Les ministres européens des Transports ont rejeté les propositions de la Commission visant à renforcer les mesures de protection de l’Union contre la pollution maritime. Ils se sont néanmoins rapprochés d’un accord sur l’ouverture controversée des services de transport de marchandises et de transport par autocar pour accroître la concurrence.
Un des principaux objectifs du paquet sur le transport routier est de faciliter le transport des marchandises dans un autre Etat membre pour les conducteurs de poids lourds établis dans un pays européen (la pratique du « cabotage ») en levant une série de restrictions nationales.
L’idée consiste à éviter les situations où les poids lourds sont obligés de rentrer chez eux à vide depuis leurs opérations de transport international, perdant ainsi du temps et du carburant et produisant des émissions inutilement.
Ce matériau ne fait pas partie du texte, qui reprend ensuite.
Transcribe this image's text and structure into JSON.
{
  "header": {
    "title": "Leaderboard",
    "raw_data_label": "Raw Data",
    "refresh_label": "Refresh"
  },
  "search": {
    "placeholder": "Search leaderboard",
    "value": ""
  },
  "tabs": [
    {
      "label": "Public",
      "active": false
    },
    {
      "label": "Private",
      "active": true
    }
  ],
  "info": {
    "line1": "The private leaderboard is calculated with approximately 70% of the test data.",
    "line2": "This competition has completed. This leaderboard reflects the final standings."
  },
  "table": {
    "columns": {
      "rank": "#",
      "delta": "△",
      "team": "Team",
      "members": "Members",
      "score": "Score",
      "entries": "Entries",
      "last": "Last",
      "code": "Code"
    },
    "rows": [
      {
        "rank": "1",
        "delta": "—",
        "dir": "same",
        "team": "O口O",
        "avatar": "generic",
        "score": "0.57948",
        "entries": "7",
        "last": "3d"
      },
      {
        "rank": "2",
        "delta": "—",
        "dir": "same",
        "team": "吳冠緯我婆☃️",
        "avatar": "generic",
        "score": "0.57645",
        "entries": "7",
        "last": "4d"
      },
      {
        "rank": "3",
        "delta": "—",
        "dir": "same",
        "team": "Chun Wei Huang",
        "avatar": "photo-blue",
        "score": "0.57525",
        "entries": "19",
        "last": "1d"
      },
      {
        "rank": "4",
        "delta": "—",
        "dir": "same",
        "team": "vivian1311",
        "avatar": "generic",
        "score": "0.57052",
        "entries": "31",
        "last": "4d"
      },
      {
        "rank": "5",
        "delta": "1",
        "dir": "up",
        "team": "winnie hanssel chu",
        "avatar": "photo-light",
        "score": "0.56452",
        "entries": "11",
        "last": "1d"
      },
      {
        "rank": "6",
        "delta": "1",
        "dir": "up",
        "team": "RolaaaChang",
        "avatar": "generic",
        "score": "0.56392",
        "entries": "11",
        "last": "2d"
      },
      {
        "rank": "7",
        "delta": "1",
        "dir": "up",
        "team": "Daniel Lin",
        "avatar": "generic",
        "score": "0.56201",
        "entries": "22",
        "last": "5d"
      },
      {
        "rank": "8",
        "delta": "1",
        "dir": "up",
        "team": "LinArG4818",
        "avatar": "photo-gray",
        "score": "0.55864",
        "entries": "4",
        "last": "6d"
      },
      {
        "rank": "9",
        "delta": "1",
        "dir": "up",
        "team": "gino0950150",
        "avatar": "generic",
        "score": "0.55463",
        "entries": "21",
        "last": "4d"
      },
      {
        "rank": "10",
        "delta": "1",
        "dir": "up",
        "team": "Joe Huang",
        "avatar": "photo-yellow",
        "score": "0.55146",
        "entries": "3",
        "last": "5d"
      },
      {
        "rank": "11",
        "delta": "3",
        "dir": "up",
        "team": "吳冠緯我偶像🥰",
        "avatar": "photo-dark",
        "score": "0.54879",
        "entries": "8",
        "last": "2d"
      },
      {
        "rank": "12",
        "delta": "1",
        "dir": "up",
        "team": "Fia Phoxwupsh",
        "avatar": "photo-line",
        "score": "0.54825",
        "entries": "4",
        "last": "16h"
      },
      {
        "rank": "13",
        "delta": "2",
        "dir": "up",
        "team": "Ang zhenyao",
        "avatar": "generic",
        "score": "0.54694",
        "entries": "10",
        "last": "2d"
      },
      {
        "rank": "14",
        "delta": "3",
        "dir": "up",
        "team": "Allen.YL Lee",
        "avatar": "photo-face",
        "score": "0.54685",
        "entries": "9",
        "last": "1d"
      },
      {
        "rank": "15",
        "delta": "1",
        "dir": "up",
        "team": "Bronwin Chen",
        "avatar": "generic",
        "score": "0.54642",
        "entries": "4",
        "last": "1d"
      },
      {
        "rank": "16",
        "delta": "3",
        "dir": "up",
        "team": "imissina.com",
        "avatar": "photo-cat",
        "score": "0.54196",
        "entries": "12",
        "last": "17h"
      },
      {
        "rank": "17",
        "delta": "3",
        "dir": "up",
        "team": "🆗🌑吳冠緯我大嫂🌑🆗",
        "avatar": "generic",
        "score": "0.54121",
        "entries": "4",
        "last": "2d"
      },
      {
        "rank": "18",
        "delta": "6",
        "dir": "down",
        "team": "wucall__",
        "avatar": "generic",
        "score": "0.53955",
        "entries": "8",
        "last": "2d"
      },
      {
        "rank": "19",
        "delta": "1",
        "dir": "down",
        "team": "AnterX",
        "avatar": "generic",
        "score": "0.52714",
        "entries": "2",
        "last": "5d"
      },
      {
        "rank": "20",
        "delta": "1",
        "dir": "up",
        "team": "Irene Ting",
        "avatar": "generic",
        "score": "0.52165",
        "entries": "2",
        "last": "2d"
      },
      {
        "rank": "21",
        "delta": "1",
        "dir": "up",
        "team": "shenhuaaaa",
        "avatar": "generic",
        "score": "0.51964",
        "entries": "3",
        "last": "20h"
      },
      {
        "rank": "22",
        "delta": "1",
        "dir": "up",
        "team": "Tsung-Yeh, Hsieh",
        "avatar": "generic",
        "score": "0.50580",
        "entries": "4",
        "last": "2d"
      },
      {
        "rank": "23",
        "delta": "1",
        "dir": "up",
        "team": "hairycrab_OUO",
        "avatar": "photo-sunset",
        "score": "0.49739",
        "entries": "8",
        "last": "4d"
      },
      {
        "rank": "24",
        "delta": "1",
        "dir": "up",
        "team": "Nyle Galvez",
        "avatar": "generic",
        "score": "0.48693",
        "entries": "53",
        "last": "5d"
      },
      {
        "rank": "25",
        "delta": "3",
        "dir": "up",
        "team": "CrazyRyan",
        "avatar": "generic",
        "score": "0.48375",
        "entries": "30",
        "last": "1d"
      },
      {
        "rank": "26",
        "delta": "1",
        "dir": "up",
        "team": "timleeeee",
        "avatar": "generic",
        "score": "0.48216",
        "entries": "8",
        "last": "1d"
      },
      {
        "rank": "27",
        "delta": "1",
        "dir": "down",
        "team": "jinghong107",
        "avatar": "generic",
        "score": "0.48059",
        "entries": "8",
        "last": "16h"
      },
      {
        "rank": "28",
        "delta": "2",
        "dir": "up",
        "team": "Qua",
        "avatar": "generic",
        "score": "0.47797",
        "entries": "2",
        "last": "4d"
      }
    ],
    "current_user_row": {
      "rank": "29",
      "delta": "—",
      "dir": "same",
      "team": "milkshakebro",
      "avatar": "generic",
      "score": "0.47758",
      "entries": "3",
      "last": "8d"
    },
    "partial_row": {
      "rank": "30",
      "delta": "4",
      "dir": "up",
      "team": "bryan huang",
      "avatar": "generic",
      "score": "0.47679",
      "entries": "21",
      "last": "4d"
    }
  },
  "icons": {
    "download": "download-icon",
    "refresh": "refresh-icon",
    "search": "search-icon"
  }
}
Dans une tentative de compromis, les Etats membres ont décidé que les transporteurs routiers devraient être autorisés à effectuer trois trajets supplémentaires pour charger et livrer des marchandises dans leur pays de destination. Mais les conducteurs de poids lourds n’auraient toujours pas la possibilité de ramener de la marchandise avec eux sur leur trajet de retour ou de livrer des pays de transit.
Les pays très performants dans le transport routier, comme l’Allemagne, la Belgique, les Pays-Bas, le Luxembourg et la République tchèque, souhaitaient que les propositions aillent plus loin. Ils affirment en effet que le plan actuel laisserait trop de poids lourds rouler à vide sur les routes. Ils ont souligné que cette pratique est contraire aux objectifs de l’UE en matière de lutte contre la pollution atmosphérique et le changement climatique ainsi que le dégagement des routes encombrées.
Mais d’autres pays craignent que la levée des pratiques restrictives n’entraîne une augmentation conséquente de la concurrence en provenance des pays à bas salaires, impliquant d’éventuelles distorsions causées par d’importantes variations des conditions sociales et fiscales nationales.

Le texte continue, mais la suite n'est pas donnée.